Spanish Language Inclusion

About the project

Led end-to-end qualitative research to understand barriers facing Spanish-speaking applicants using a state benefits application for SNAP (GetCalFresh). Findings revealed distinct mental models, trust dynamics, and technology constraints that were invisible in quantitative data. This led to targeted product changes, mobile infrastructure decisions, and county-level policy updates that meaningfully improved the experience for one of the program's largest underserved segments.

Quantitative data showed that Spanish-speaking residents represented the largest portion of our participation gap, or eligible people who weren't completing applications. We knew the gap existed but we didn’t know why. This research was scoped to understand the barriers embedded in the Spanish-language application experience and surface the specific needs of this community.

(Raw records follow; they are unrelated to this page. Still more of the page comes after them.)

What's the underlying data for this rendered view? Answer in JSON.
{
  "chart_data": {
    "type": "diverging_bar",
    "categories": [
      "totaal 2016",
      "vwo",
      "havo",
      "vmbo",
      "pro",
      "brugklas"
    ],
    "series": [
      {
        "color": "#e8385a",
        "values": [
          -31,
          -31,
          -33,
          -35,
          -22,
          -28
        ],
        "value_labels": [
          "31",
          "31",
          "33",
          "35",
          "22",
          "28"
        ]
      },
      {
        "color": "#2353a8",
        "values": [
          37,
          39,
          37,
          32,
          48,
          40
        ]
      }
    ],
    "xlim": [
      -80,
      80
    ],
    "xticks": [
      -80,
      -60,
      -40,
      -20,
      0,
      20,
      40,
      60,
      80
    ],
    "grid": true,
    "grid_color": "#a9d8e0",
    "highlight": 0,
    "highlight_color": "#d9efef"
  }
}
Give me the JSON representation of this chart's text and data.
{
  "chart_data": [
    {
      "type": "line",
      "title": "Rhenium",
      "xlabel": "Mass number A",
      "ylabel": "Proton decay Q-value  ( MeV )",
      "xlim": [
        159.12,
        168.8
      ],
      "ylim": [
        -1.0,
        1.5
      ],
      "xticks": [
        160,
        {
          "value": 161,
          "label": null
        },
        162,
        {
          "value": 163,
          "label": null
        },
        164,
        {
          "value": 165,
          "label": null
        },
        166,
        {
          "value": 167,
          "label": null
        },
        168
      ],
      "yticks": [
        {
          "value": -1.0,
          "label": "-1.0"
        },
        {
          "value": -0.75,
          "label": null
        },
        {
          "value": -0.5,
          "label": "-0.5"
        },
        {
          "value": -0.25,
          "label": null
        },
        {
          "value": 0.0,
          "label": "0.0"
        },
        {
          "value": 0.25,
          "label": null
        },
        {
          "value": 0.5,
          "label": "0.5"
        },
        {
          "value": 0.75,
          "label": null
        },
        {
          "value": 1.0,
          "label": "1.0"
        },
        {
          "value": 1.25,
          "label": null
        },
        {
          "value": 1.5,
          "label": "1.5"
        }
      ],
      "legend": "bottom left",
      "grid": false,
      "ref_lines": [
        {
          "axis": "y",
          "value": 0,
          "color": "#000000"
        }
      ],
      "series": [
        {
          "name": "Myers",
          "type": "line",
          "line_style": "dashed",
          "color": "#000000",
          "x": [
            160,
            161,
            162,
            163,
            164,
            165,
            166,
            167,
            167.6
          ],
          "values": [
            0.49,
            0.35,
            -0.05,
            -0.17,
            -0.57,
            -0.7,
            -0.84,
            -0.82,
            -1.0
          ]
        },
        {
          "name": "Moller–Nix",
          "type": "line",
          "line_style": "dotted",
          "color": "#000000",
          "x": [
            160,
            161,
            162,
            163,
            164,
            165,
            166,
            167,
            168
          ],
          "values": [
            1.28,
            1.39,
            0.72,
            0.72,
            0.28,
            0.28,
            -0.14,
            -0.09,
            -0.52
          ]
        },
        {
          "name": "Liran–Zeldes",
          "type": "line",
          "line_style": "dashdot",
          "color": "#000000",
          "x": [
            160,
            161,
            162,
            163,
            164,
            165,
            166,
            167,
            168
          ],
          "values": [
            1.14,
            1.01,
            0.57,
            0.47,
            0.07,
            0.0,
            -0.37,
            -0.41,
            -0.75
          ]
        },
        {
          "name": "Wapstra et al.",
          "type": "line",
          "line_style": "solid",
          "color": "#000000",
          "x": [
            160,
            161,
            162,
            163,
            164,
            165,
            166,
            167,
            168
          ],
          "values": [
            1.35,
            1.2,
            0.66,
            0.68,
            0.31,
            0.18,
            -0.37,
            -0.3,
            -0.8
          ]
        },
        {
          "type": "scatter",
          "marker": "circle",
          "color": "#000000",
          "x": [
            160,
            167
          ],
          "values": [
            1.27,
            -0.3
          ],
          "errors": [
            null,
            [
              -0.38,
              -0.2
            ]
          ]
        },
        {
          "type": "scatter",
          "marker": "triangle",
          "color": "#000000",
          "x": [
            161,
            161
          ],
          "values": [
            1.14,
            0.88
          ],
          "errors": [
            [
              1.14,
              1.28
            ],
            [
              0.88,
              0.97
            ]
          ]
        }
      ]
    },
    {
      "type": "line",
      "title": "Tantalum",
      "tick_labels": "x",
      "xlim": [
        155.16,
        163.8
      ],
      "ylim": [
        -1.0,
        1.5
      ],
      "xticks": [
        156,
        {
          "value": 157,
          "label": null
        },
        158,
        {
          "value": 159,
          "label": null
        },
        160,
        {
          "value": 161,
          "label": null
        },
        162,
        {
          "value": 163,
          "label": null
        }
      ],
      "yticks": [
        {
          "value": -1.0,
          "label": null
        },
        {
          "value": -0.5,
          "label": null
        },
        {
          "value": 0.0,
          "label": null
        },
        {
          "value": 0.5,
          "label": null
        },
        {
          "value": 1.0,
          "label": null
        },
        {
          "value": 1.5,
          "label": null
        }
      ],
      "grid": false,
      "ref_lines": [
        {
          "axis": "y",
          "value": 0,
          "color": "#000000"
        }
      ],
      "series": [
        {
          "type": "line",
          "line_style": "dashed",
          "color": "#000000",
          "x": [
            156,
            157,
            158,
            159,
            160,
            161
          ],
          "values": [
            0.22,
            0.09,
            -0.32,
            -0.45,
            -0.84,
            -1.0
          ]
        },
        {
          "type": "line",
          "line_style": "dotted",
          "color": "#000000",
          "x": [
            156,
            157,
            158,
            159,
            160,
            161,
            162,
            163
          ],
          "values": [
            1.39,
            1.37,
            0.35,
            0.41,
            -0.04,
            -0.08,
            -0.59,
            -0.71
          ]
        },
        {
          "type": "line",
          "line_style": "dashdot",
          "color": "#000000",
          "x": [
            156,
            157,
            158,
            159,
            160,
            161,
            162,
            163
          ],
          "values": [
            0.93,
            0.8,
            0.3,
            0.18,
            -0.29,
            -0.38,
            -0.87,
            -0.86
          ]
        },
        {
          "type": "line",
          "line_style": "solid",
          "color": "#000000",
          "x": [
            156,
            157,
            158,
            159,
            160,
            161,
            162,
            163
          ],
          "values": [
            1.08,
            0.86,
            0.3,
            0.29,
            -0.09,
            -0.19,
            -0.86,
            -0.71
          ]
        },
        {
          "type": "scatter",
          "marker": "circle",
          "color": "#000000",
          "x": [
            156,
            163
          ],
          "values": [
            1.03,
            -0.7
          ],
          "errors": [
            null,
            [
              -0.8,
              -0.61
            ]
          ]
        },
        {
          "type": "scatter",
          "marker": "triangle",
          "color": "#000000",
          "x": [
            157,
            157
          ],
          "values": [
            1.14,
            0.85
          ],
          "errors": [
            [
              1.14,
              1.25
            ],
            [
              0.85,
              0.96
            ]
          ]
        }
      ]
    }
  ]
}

This research was conducted during the early months of the COVID-19 pandemic.

Previous attempts at remote research with this population revealed significant barriers: limited or no experience with Zoom, lack of access to capable devices, and low general tech familiarity. For many families, their only internet access beyond a cell phone was a school-issued Chromebook on loan for remote learning.

Given these constraints, I made the call to conduct sessions in person. They were held outside, masked, and at appropriate distance. Sessions covered participants' broader experiences with the benefits system, community perceptions and stigmas around enrollment, and a usability walkthrough of the Spanish-language application.

The method
Finding the right people to talk to

Recruiting for this population required deliberate care. Spanish-speaking immigrant communities often carry real fear and distrust around government programs and the people who represent them. Standard recruiting channels like Craigslist or cold outreach to past applicants would have reinforced rather than mitigated this dynamic.

To reduce that power imbalance and reach participants through a trusted source, I partnered with a parent liaison at a local middle school with a large Latino population. The liaison made introductions and participants came in through a relationship they already trusted as opposed to a cold ask from a government-adjacent organization.

How do Spanish-speaking residents interact with and navigate the application?

What are the unmet needs, mental models, and barriers specific to this population?

How do Spanish-speaking residents make the decision to apply for benefits, and what information do they need to feel ready? 

What role does trust play in how Spanish-speaking residents engage with government digital products?

Research Questions
Key Insights

Technology access is constrained and context-dependent.

Most participants' only non-phone internet access was through a borrowed device. Comfort using digital products was largely limited to apps and sites they navigated regularly on their own phone which meant that anything outside of that felt unfamiliar and high-stakes.

This population researches before they apply.

Participants didn't immediately begin the application. They wanted to fully understand the program before submitting anything. This meant reading carefully, talking to neighbors, and searching for answers before committing. The application needed to function as an information resource, not just a form.

Previous experiences with the system created long lasting distrust.

Many participants carried negative histories with the benefits system: confusing paperwork, unclear communication from county offices, and frustrating document submission processes. This context shaped how they approached the digital product with skepticism and caution.

Quotes attributed by research participants
Impact

Product

The research findings drove changes across the core product experience. The team hardened mobile responsiveness as a priority which for this population, wasn't a secondary use case, it was the primary one. Data storage on shared and borrowed devices was audited and removed. The Spanish-language site's FAQ and content hierarchy were restructured to lead with the questions participants were actually asking like: immigration status, effects on children, and impact on other benefits. Recognizing that trust in this community travels through relationships rather than advertising, the team utilized tooling that let partner organizations easily generate QR codes and shareable quick links, lowering the barrier for community-based organizations to spread awareness through networks people already trusted.

Policy

The research also opened doors into county-level policy conversations. Findings about confusing official communications and frustrating document submission processes gave the team concrete, participant-grounded evidence to bring to county partners. This resulted in updated notice language and more streamlined document submission workflows across several counties. It was an early signal that rigorous qualitative research with this population could influence not just what the product did, but how the broader system around it operated.

Strategy

This research reframed how the team thought about the Spanish-speaking user. The participation gap wasn't primarily a UI problem but was instead rooted in trust, prior system trauma, and a fundamentally different mental model of what "applying" means. Spanish-speaking residents weren't dropping off because the form was hard to complete; many never started because they hadn't yet reached the threshold of confidence and information they needed to feel safe doing so. This shifted design strategy from optimizing the application flow to investing in the pre-application experience that helps someone decide to apply in the first place.